• Border / Chapter Sixty-four

151 22 24
                                    

~•~

Oops! Bu görüntü içerik kurallarımıza uymuyor. Yayımlamaya devam etmek için görüntüyü kaldırmayı ya da başka bir görüntü yüklemeyi deneyin.

~•~

"Pekala. Yuma ve Aiki, siz ikiniz Yuika-san'ı kimselere görünmeden köyden çıkartın. Kou ve ben, çocuklarla buradan ayrılacağız. Sizinle sınırda buluşuruz." Aiki çantasını düzeltti, "Pekala!" Yuma esnerken Akane, üstündeki boğazlı uzun kollu, elbisesini çekiştirdi. "Bu bana olmadı." Eğildim ve yakasını düzelttim, "Oldu, merak etme."

Yuma ve Aiki, kuzeye ilerlemeye başladıklarında biz ise doğuya ilerlemeye başladık. Kou, Akane'yi sırtına almıştı, Kazumi ise yanımda yürüyordu. Sessiz, sakin, içine kapanmıştı iyice. Onun için endişeleniyordum. "Kazumi, sen iyi misin?" Belindeki çantayı sıktı, "İyiyim, kaa-san. Merak etme." Saçlarını karıştırdım. Ensesindeki küçük, bağlı tutama inatla yukarı kıvrılan tutamlar parmaklarım arasında dolandı. "Bana her şeyi anlatabilirsin, tatlım."

Pek bana katılmadı, Akane'ye döndüğümdeyse gayet halinden memnundu. Ben ise sürekli etrafa çakramı yayarak tehlikeli herhangi bir şey arıyordum. En ufak ayrıntı bile önemliydi. Su Ülkesi'ne kaçak olarak girecektik, Gamaguchi dilini tutsa iyi olacaktı.

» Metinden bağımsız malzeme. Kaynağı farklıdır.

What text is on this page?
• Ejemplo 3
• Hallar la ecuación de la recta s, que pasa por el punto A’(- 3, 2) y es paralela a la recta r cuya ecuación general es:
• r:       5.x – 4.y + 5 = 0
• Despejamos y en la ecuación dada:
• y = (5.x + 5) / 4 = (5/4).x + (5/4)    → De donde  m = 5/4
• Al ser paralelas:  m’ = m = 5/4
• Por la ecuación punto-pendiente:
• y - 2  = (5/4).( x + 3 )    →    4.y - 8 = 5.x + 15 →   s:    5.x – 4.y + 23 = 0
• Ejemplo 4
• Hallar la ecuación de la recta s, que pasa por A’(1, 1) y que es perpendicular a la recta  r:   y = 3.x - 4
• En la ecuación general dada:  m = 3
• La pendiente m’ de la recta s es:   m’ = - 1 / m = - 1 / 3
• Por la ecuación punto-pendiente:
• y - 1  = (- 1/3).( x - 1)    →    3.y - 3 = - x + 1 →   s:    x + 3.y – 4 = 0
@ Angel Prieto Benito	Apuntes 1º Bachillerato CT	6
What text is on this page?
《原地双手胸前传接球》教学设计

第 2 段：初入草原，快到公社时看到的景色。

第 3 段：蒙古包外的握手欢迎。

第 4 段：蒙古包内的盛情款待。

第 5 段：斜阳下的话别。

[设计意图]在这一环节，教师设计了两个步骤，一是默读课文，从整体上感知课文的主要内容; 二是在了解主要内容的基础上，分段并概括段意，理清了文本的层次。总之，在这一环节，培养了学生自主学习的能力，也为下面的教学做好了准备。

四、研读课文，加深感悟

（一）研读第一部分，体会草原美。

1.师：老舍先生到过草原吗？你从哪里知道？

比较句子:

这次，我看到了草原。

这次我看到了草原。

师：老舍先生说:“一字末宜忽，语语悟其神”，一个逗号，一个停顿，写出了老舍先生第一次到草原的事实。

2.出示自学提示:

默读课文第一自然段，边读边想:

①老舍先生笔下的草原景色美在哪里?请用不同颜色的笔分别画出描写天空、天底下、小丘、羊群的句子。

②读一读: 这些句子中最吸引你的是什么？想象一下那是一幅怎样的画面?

Sınıra ilerlememizi kestik. Mola zamanıyfı. Öğle vakti gelmişti, kısaca çocukların bir şey yemesi gerekiyordu. Zamanımız kısıtlıydı. Moladan sonra hiç durmadan devam etmemiz gerekiyordu. Artık sırtımızda taşıyacaktık çocukları.

"Naomi-san, buyrun." Bana uzattığı sandivçi aldım, "Kou, bundan sonra mola vermeden ilerlememiz gerek. Gece, çocukları sırtımızda taşıyacağız, senin için uygun mu?" Gülümsedi, "Uygun, sorun yok." Lokmasını yerken Akane, "Kaa-san! Bu beyaz şey iğrenç!" Ekmeğin arasındaki peyniri ezilmiş görmüştü. "İğrenç değil, ezilmiş peynir o. Ekmeğe sürdüğünüz çikolata gibi." Akane yüzünü ekşitti. "Üff..."

Kazumi yemeğini yedikten sonra çantasından çıkardığı shirukenleri ağaca fırlatmaya başlamıştı. Bir yarım saat dinlenmeye karar vermiştik. Yemek faslı bitmişti ve açıkçası Kazumi'yi böyle izlemek gerçekten gurur vericiydi. İnşa ettiğim bu evin her ne kadar çatısı eksik olsa da hala çırpınan ve didinen ben olsam da eğer bu manzarayı göreceksem, bu uğraşa değerdi.

"Elindeki silahı kendi bir parçan olarak gör. Kendini fırlatıp hedeflediğin yere vurduğunu düşün," Gözleri kapalı beni dinlerken Kou ve Akane'nin de tüm ilgisi bize yönelmişti. Kazumi'ye eşlik ettim, "İyi izle."

Elimdeki shirukenlerle nefes aldım. İlk önce tüm parşömen kağıtlarını Flying Raijin ile ağaçlara yerleştirdim. Kazumi, " Kaa-san - " Zıpladım, kendi etrafımda dönerken fırlattığım shirukenler tek tek hedeflerine ulaşırken üç saniye ardı ardına ağaca saplanma sesleri kesildi. Ayaklarım yerle buluştuğunda elimde kalan son shirukeni Kazumi'ye verdim. "Dene bakalım."